Golf's First World Distance Debate Seems Silly In A Very Different Way
/I opened up Mike Stachura’s Golf Digest story titled, “The distance resistance”, and couldn’t help but notice the editor’s note: “This article appeared in our latest issue, which went to print in the early stages of the coronavirus outbreak in the U.S.”
In light of thousands of tragic deaths in just weeks, the specter of a massive economic downturn, and uncertainty about what tomorrow will bring, worrying about driving distance seems so…silly.
But more than the absurdity, reading some pre-March 2020 concerns you feel teh undercurrent of distrust of authorities (even if the R&A and USGA are seen as thinking of golf’s long-term viability). The story also hints at the marketplace’s determination to protect the right to spend $600 to pick up 6-yards, no matter the damage done.
That’s why it was a shrewd editor’s note.
Whenever a form of normalcy returns, the excessive weight given to views on distance will all seem so insignificant. Just as there will be a heightened expectation for authorities and companies to be better prepared in the future, it’s not unreasonable to think a similar sentiment will persist in sports.

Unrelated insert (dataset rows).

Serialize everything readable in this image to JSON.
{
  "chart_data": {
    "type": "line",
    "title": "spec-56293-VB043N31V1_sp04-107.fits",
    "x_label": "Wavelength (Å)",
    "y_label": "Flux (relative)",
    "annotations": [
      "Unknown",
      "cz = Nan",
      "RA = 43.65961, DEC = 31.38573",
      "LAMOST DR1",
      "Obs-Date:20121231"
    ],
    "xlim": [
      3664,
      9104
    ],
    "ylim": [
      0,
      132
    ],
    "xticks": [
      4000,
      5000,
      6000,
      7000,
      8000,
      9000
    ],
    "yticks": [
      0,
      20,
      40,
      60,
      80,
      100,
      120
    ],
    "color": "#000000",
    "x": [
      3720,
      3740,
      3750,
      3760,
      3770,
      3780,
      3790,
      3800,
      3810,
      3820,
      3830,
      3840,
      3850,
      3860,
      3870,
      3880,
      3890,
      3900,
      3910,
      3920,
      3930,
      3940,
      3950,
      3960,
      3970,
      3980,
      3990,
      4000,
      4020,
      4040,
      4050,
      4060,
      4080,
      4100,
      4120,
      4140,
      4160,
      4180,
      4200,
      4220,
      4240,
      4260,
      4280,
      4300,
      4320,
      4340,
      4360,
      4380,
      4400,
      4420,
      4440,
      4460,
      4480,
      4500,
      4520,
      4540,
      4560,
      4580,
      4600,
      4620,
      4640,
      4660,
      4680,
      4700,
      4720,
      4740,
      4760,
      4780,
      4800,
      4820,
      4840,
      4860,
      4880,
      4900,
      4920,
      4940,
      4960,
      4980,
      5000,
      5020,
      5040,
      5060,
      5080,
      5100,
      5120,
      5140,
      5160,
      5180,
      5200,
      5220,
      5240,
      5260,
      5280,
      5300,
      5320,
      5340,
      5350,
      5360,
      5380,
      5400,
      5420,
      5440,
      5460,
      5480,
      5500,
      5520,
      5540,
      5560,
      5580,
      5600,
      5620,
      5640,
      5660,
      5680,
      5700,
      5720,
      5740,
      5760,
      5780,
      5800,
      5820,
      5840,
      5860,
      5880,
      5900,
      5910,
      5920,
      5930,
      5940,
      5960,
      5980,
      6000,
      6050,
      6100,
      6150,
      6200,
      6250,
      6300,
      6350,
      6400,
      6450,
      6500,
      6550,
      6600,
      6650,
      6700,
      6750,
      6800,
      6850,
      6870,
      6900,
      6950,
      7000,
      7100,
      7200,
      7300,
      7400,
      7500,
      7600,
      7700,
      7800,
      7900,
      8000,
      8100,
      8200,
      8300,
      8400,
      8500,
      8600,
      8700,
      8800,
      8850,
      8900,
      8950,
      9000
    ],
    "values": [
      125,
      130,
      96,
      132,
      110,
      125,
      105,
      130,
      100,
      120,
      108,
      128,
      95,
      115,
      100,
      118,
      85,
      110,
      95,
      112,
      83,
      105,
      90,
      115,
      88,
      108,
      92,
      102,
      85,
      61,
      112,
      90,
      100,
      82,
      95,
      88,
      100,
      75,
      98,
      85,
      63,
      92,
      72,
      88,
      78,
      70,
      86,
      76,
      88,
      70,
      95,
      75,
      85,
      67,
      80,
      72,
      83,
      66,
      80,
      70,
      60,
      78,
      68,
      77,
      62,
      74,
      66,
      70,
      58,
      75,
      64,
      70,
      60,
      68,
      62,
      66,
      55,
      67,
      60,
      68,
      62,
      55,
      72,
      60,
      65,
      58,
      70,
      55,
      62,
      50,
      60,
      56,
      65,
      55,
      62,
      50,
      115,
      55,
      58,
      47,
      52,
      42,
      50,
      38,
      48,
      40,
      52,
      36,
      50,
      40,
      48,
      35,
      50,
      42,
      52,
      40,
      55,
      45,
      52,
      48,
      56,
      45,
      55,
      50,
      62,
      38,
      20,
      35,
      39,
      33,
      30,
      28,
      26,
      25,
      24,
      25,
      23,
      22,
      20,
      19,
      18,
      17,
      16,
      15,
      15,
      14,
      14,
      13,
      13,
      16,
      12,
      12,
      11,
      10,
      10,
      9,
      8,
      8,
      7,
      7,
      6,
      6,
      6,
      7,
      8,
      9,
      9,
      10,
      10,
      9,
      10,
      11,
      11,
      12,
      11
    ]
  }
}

While there will always be golfers eager to spend $600 on a driver merely to keep up with someone else, even more will find all of that to be of such secondary importance.
Stachura writes:
That future will be about this push and pull between maintaining a connection to golf’s past and embracing the realities of its future participants. The questions we need to ask now are: Would 400-yard drives at a tour event be a tragedy? Would this signal that golf’s connection with its historic championship venues had been severed? Will the cartoonish swing speeds of today’s long-drive competitors become the standard for tomorrow’s PGA Tour players? Would the bond between golf’s elite players and its paying customers be broken or heightened by extraordinary driving distances?
The days of worrying about the answers already seems long gone.
Shrewd editor’s note.
The “authorities” in all sectors will be expected to do what’s best for the long term good. Including in sports and in golf.
Just a few weeks time, certain values held up as vital to golf’s future now seem trivial, particularly the idea that people play golf to see how far they can hit the ball or watch golf for the distance chases.
Given that every golfer current deprived of golf just wants to be out playing again, how far their drives fly seems like an excess of negligible importance. The short and long term viability of courses was, is and will be all that matters.